Em outro episódio, Vinícius Oliveira, de 31 anos, morreu após intoxicação por metanol. Além dele, outras seis pessoas também consumiram a substância durante uma festa de casamento em Ribeira do Pombal, no interior da Bahia.
Em dezembro, Juazeiro registrou a primeira morte por intoxicação com metanol no Hospital Regional do município. O jovem havia consumido uísque em uma festa realizada em Petrolina, cidade vizinha.
Segundo o médico Carlos Ribeiro, os sintomas da intoxicação nem sempre aparecem de forma imediata.
“Em muitos casos, eles podem surgir horas depois da ingestão da bebida, geralmente entre 6 e 24 horas. A atenção aos sintomas é extremamente importante”, explicou.
Ao suspeitar da ingestão de uma bebida adulterada ou ao apresentar qualquer sintoma incomum, a orientação é procurar atendimento médico imediatamente.
“Buscar socorro médico ao notar qualquer alteração é crucial. O atendimento rápido é um divisor de águas no prognóstico, pois quanto mais cedo ocorrer, maiores são as chances de sucesso”, reforça o médico.
O risco de intoxicação, segundo o especialista, é maior em bebidas destiladas comercializadas sem fiscalização adequada, especialmente aquelas vendidas a granel, sem rótulo ou sem informações sobre procedência. Diferente da cerveja, que passa por processos industriais padronizados, destilados artesanais ou clandestinos podem conter substâncias tóxicas devido a falhas na produção ou adulteração intencional.
Para reduzir os riscos durante festas e grandes eventos, a recomendação é optar por bebidas de procedência conhecida, verificar rótulos e selos de fiscalização e evitar produtos com preços muito abaixo do valor de mercado. Também é importante desconfiar de bebidas com cheiro forte, coloração alterada ou sabor diferente do habitual, além de evitar misturas desconhecidas oferecidas de forma informal.
“O primeiro passo é comprar bebidas em locais de confiança, onde o consumidor já conhece o fornecedor. Conferir embalagens, lacres e qualquer sinal que gere desconfiança sobre uma possível adulteração é fundamental”, alerta o doutor Carlos Ribeiro.

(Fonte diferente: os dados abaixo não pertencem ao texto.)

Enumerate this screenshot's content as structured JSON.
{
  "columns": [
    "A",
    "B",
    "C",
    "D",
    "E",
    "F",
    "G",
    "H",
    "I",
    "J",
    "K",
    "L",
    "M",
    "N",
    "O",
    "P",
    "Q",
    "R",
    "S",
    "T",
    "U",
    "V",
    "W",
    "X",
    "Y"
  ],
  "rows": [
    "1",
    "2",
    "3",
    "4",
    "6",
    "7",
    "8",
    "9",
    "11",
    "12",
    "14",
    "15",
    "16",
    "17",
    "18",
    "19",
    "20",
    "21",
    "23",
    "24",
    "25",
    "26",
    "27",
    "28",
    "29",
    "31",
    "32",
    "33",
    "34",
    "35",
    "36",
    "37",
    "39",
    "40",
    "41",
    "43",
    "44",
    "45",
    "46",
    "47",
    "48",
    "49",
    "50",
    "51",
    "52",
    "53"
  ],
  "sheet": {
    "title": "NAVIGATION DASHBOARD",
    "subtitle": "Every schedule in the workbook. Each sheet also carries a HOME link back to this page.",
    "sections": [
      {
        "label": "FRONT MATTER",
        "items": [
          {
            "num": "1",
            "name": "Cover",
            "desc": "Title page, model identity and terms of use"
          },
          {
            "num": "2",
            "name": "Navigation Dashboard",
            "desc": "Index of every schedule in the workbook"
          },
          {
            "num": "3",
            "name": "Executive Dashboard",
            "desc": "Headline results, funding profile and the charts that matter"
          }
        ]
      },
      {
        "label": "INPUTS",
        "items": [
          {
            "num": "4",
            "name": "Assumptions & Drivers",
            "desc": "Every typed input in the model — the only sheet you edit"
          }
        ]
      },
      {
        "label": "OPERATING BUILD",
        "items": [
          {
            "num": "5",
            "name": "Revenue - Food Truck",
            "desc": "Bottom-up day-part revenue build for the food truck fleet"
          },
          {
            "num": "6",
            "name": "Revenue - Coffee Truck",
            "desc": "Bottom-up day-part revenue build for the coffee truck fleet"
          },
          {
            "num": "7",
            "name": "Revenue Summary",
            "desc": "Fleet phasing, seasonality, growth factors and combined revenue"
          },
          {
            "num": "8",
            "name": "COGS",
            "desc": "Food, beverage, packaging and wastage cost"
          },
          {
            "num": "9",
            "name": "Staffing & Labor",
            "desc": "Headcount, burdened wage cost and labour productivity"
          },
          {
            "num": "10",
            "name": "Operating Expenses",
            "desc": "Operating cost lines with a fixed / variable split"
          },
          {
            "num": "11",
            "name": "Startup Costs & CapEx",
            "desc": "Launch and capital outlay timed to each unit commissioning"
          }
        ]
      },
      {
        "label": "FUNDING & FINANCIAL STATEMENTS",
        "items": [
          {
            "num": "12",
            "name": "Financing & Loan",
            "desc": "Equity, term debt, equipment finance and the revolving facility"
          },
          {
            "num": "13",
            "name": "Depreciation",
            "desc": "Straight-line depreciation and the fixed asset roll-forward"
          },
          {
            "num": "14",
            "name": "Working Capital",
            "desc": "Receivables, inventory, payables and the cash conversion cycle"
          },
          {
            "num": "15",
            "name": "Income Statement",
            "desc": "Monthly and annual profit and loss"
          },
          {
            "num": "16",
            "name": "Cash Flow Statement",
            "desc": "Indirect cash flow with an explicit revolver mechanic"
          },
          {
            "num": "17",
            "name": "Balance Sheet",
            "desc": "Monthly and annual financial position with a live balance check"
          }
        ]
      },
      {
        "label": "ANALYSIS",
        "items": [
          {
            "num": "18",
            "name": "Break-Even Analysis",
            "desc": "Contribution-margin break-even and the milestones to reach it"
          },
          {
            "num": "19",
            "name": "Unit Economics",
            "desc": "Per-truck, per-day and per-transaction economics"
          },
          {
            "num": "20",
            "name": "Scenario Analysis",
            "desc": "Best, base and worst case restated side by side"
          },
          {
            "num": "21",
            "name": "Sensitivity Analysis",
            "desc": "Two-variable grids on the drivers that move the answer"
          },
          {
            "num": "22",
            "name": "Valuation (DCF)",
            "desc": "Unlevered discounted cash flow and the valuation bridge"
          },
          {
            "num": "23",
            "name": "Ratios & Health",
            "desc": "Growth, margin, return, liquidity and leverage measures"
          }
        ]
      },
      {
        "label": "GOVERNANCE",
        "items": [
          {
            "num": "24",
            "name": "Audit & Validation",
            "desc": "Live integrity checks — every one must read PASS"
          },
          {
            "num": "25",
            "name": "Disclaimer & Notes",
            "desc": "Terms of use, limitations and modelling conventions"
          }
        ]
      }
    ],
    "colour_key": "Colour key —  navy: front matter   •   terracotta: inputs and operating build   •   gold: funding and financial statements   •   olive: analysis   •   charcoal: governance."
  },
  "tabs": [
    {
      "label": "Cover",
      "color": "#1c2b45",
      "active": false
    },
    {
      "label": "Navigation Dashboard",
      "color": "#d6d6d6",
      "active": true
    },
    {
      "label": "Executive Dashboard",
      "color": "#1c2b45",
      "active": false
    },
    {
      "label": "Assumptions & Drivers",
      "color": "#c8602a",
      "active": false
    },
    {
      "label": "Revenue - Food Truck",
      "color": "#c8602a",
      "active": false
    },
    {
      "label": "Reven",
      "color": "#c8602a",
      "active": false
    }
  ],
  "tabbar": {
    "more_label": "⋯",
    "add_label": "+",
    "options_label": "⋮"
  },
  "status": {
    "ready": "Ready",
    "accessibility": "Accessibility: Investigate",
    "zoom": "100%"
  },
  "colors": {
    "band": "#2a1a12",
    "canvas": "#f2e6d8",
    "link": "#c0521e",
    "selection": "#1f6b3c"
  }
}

O Procon de Juazeiro orienta que as compras sejam realizadas apenas em estabelecimentos regulares e fiscalizados. Em caso de suspeita no momento da aquisição, o consumidor deve acionar o órgão por meio do site da Prefeitura de Juazeiro, no espaço destinado ao Procon Digital.
Com informação, atenção à procedência e busca rápida por atendimento médico em caso de suspeita, é possível aproveitar o período festivo com mais segurança e preservar a saúde.